Krabbe disease is rare, genetically determined, and produced by a deficiency in an enzyme that is essential for development of myelin, the fatty sheath that surrounds nerve cell axons and facilitates neuronal communication. In its most severe form,  Krabbe disease begins to produce cognitive and motor symptoms at three to six months of age, including dementia, blindness, deafness, seizures, and spasticity. Infants usually die by age two. Some infants who carry the gene develop a much less severe form that does not develop until adolescence or adulthood. While some benefit has been derived from treating infants with adult bone marrow transplants, recent studies in a small number of infants indicate greater benefit from treatment that uses umbilical cord blood from unrelated adults, which is rich in stem cells.  To be effective, however, this treatment must be provided before symptoms emerge.

The effort to make decisions on whether to provide umbilical cord treatment to at-risk newborns depends on the ability to determine if they have the severe rapidly progressive form of Krabbe disease.

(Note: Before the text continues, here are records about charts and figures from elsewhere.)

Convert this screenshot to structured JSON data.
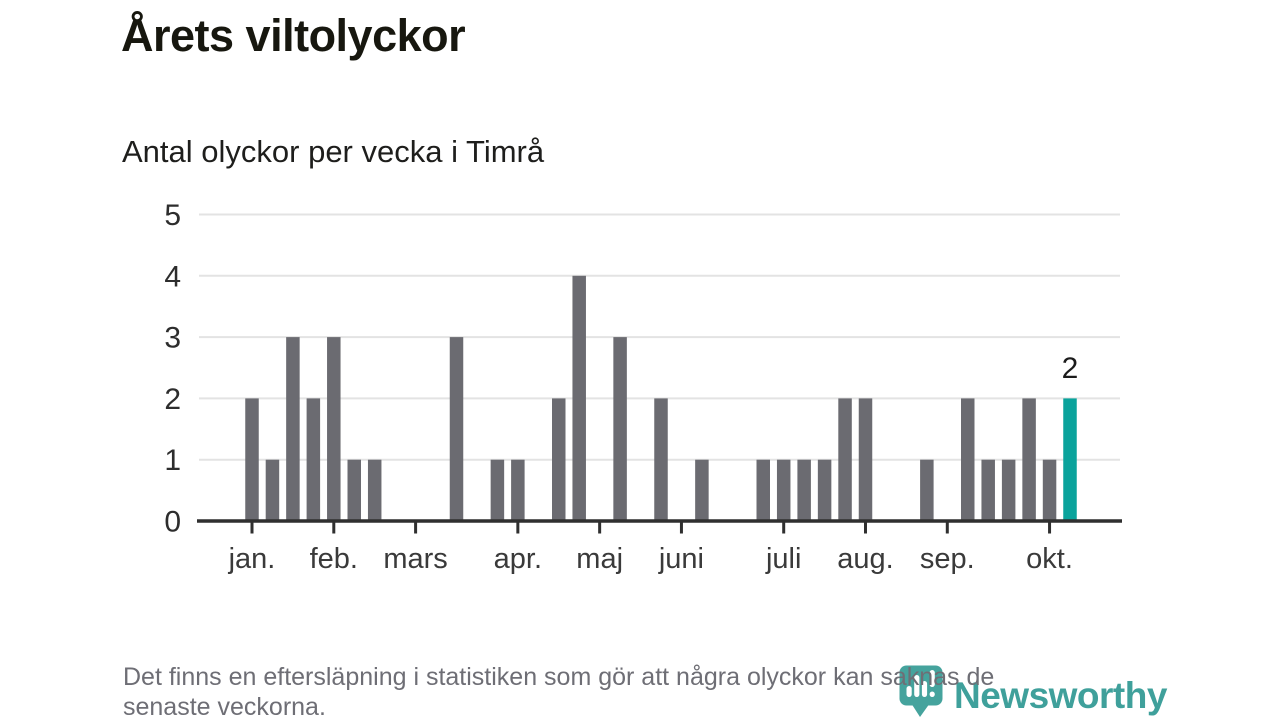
{
  "header": {
    "title": "Årets viltolyckor",
    "subtitle": "Antal olyckor per vecka i Timrå"
  },
  "chart_data": {
    "type": "bar",
    "title": "Årets viltolyckor",
    "subtitle": "Antal olyckor per vecka i Timrå",
    "x_unit": "vecka",
    "first_week": 1,
    "values": [
      2,
      1,
      3,
      2,
      3,
      1,
      1,
      0,
      0,
      0,
      3,
      0,
      1,
      1,
      0,
      2,
      4,
      0,
      3,
      0,
      2,
      0,
      1,
      0,
      0,
      1,
      1,
      1,
      1,
      2,
      2,
      0,
      0,
      1,
      0,
      2,
      1,
      1,
      2,
      1,
      2
    ],
    "highlight_last": true,
    "last_value_label": "2",
    "ylim": [
      0,
      5
    ],
    "yticks": [
      0,
      1,
      2,
      3,
      4,
      5
    ],
    "month_ticks": [
      {
        "label": "jan.",
        "week": 1
      },
      {
        "label": "feb.",
        "week": 5
      },
      {
        "label": "mars",
        "week": 9
      },
      {
        "label": "apr.",
        "week": 14
      },
      {
        "label": "maj",
        "week": 18
      },
      {
        "label": "juni",
        "week": 22
      },
      {
        "label": "juli",
        "week": 27
      },
      {
        "label": "aug.",
        "week": 31
      },
      {
        "label": "sep.",
        "week": 35
      },
      {
        "label": "okt.",
        "week": 40
      }
    ],
    "grid": true,
    "legend_position": "none",
    "colors": {
      "bar": "#6b6b71",
      "highlight": "#0aa39c",
      "grid": "#e3e3e3",
      "axis": "#2f2f2f",
      "y_label": "#2d2d2d",
      "x_label": "#3a3a3a",
      "value_label": "#1b1b1b"
    }
  },
  "footer": {
    "lines": [
      "Det finns en eftersläpning i statistiken som gör att några olyckor kan saknas de",
      "senaste veckorna."
    ]
  },
  "logo": {
    "name": "Newsworthy",
    "color": "#3fa09b",
    "icon_color": "#45a39d",
    "icon": "newsworthy-speech-bubble-chart-icon"
  }
}
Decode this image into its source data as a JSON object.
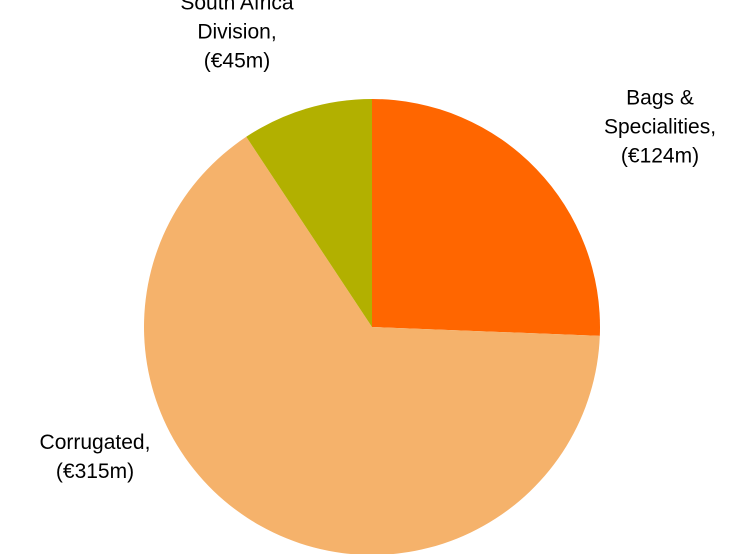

A potential approach to accurately making this diagnosis may rest with DTI.  The investigators hypothesize that DTI of at-risk newborns’ white matter may be able to differentiate newborns with the severe form from those with the milder form, enabling clinicians to decide whether umbilical cord treatment should be provided.  The investigators’ preliminary data using DTI in newborns suggests this may be feasible, and this larger study should determine whether this is indeed the case.

Significance:  If DTI is found to be a feasible way to identify newborns with the genetically determined deadly form of Krabbe disease, the study would lead to further studies to demonstrate its utility in making critical treatment decisions that would significantly benefit affected infants.


DTI as a Tool to Identify Infants with Krabbe Disease in Need of Urgent Treatment

We propose to examine the potential for Diffusion Tensor Imaging (DTI) to be used prognostically to identify at-risk asymptomatic newborns with infantile Krabbe Disease, an inherited neurodegenerative disease due to galactocerebrosidase enzyme deficiency that is fatal if untreated within 2 years.  We will also evaluate if this tool can be used as a marker of disease progression associated with motor disability after treatment with Unrelated Umbilical Cord Blood transplantation. If successful, this approach will be a key component of the New York State population screening program.

Specific Aims:
1. To determine if DTI can identify which newborns with low enzyme will develop infantile Krabbe disease;
2. To compare the longitudinal progression of corticospinal white matter tract myelination in babies treated for infantile-Krabbe disease, infants with low enzyme who do not develop disease, and healthy controls; and
3. To determine, among transplanted children, whether long-term motor function can be predicted by baseline FA measurements.  The measure has the potential to be validated as a surrogate marker of diseases progression when evaluating the efficacy of new treatments.

Investigator Biographies

Maria L. Escolar, M.D., M.S.

Dr. Escolar is an Associate Professor of Pediatrics at the Center for Development and Learning at the University of North Carolina at Chapel Hill, where she established the Program for Neurodevelopmental Function in Rare Disorders in the year 2000. Dr. Escolar graduated from the Escuela Colombiana de Medicina in Bogota, Colombia. She has a Master of Science from Columbia University and completed her internship and residency in Pediatrics, and a fellowship in Child Development and Behavioral Pediatrics at The New York Hospital-Cornell University Medical Center. Dr. Escolar’s research focuses on characterizing neurobehavioral phenotypes in children with genetic disorders that affect the brain and finding treatment strategies to improve outcomes.